OCC Revises Model Risk Management Guidance for Banks
The Office of the Comptroller of the Currency (OCC) issued Bulletin 2026-13, revising its Model Risk Management guidance for nationally chartered banks and federal savings associations. The updated guidance addresses the development, validation, implementation, and monitoring of models used in bank decision-making processes. Banks are expected to incorporate the revised standards into their model risk management frameworks.
AIFMD Guidance: Additional Marketing Disclosure Requirements for AIFs v3.1
The CSSF has published updated guidance (Version 3.1) on additional disclosures required under Article 23(1) AIFMD for alternative investment funds the AIFM intends to market. The guidance addresses paragraph (f) of Annex IV of AIFMD, specifying information requirements for marketing materials. This applies to Alternative Investment Fund Managers (AIFMs) operating in or marketing funds to Luxembourg.
EBA Guidelines on Environmental Scenario Analysis for Financial Institutions
The National Bank of Belgium published Circular NBB_2026_03 transmitting EBA Guidelines EBA/GL/2025/04 of 5 November 2025 on environmental scenario analysis. The guidelines establish how financial institutions should conduct scenario analysis to assess environmental risks, including climate-related and nature-related factors.
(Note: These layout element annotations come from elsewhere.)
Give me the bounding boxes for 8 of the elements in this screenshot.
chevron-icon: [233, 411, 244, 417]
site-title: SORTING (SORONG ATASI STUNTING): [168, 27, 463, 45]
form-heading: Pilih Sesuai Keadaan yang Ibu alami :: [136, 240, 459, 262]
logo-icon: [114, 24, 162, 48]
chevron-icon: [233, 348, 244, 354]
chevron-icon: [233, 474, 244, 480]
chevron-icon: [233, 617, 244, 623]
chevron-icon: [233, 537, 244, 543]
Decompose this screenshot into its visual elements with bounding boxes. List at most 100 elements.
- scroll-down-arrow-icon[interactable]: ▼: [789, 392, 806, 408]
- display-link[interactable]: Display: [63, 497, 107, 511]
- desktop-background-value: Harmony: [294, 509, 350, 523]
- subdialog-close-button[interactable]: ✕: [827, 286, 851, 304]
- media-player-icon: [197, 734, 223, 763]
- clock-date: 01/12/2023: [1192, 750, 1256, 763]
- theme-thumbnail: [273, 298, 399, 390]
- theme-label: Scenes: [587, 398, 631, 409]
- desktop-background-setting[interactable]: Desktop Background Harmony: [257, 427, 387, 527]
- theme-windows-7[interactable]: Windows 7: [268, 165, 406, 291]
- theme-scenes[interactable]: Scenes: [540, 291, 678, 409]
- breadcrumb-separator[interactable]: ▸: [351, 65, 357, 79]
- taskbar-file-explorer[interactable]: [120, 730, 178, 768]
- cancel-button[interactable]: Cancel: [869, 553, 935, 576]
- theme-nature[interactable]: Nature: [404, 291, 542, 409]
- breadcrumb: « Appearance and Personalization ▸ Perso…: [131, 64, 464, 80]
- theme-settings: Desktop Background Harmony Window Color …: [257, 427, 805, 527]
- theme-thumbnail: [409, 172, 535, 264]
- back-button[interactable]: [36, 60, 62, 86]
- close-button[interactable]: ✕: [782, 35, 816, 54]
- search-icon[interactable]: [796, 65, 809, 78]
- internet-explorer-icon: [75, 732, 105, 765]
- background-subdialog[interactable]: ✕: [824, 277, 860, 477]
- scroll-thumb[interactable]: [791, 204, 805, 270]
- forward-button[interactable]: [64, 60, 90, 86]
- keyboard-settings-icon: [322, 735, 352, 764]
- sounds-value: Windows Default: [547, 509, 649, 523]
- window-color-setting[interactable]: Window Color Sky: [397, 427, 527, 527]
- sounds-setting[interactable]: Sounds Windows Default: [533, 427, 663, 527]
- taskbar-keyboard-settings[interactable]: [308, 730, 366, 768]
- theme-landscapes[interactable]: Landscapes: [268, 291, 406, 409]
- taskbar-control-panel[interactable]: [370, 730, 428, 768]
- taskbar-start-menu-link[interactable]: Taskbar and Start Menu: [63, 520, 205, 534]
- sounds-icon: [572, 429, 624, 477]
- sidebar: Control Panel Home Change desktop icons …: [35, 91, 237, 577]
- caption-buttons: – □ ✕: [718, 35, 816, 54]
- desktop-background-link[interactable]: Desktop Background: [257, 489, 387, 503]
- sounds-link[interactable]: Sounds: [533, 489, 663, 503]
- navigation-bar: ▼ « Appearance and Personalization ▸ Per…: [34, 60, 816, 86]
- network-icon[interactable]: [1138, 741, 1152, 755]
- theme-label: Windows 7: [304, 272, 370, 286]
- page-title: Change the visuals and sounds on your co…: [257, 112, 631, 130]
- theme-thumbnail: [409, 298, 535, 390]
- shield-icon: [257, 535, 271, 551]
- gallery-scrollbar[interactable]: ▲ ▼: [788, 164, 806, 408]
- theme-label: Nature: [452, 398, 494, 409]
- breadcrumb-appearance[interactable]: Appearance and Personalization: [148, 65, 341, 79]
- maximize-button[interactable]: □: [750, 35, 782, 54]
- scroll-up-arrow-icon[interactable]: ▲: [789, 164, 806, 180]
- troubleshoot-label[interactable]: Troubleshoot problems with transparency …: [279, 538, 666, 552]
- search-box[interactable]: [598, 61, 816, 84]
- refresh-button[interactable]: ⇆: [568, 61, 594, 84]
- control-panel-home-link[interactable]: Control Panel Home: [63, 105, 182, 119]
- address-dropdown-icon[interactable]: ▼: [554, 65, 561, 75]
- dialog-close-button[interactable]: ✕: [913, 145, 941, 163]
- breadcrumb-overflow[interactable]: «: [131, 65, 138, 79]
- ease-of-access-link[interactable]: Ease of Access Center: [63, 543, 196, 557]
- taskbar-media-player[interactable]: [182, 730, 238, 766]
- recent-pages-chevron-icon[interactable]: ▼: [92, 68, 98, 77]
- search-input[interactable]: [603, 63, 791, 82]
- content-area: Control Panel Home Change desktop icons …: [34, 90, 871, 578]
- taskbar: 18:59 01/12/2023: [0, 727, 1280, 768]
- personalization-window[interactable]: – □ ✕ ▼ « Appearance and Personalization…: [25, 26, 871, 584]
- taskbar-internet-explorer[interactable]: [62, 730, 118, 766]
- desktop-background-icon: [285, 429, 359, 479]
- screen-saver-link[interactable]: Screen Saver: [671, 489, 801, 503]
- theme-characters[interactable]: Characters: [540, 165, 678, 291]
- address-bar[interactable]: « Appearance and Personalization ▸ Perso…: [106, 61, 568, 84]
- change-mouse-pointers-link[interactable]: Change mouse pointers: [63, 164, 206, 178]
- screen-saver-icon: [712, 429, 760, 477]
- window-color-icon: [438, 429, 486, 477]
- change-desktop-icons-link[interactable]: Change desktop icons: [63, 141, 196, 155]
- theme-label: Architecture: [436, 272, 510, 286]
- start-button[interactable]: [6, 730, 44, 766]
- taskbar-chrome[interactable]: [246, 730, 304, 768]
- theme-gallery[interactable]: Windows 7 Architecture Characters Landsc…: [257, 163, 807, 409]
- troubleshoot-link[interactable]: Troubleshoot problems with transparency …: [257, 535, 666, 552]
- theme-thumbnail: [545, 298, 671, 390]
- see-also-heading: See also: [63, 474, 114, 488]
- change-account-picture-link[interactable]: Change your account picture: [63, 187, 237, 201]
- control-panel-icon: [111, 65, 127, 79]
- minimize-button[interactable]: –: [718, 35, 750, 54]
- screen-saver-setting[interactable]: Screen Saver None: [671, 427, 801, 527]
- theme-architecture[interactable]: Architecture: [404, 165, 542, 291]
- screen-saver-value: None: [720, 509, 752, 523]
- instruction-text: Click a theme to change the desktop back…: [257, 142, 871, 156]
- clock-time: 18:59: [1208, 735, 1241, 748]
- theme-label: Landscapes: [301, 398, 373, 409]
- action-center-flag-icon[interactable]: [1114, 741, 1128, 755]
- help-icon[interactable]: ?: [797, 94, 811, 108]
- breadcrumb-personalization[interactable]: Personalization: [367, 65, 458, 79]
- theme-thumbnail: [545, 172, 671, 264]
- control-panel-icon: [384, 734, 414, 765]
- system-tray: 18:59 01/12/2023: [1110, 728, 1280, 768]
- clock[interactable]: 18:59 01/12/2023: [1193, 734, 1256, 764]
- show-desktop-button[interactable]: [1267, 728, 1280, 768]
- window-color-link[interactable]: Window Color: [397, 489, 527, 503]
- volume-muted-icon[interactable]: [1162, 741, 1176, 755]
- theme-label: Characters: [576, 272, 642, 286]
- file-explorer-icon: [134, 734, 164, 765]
Credit institutions and financial services groups supervised by the NBB must consider these guidelines in their risk management frameworks.
NBB Circular on ICT Incident Reporting and Cyber Threat Notification Under DORA
The National Bank of Belgium issued Circular NBB_2026_04 establishing procedures for financial institutions to report major ICT-related incidents and voluntarily notify significant cyber threats under the Digital Operational Resilience Act (DORA). The circular applies to credit institutions, stockbroking firms, insurance and reinsurance companies, market infrastructures, payment institutions, e-money institutions, and institutions authorized to hold dematerialised securities. Affected entities must use NBB-specified procedures and timelines for incident reporting and may voluntarily submit notifications regarding significant cyber threats.
DORA Register Submission Circular NBB_2026_05
The National Bank of Belgium issued Circular NBB_2026_05 on April 2, 2026, establishing requirements for financial institutions to submit registers of information as required under the Digital Operational Resilience Act (DORA). The circular applies to credit institutions, insurance and reinsurance companies, stockbroking firms, market infrastructures, payment institutions, and e-money institutions. Institutions falling within scope must compile and submit registers containing ICT risk management, ICT-related incidents, and third-party ICT service provider information.
UK Financial Sanctions Strategy 2026-2029
HM Treasury and OFSI published the UK Financial Sanctions Strategy for 2026-2029, setting out a three-year plan to ensure financial sanctions remain effective, resilient and impactful. The strategy outlines four pillars: Promote, Enable, Respond, and Change. Key outcomes include enhanced threat understanding based on data, high-quality licensing and enforcement, and strengthened partnerships with industry, government, and international bodies.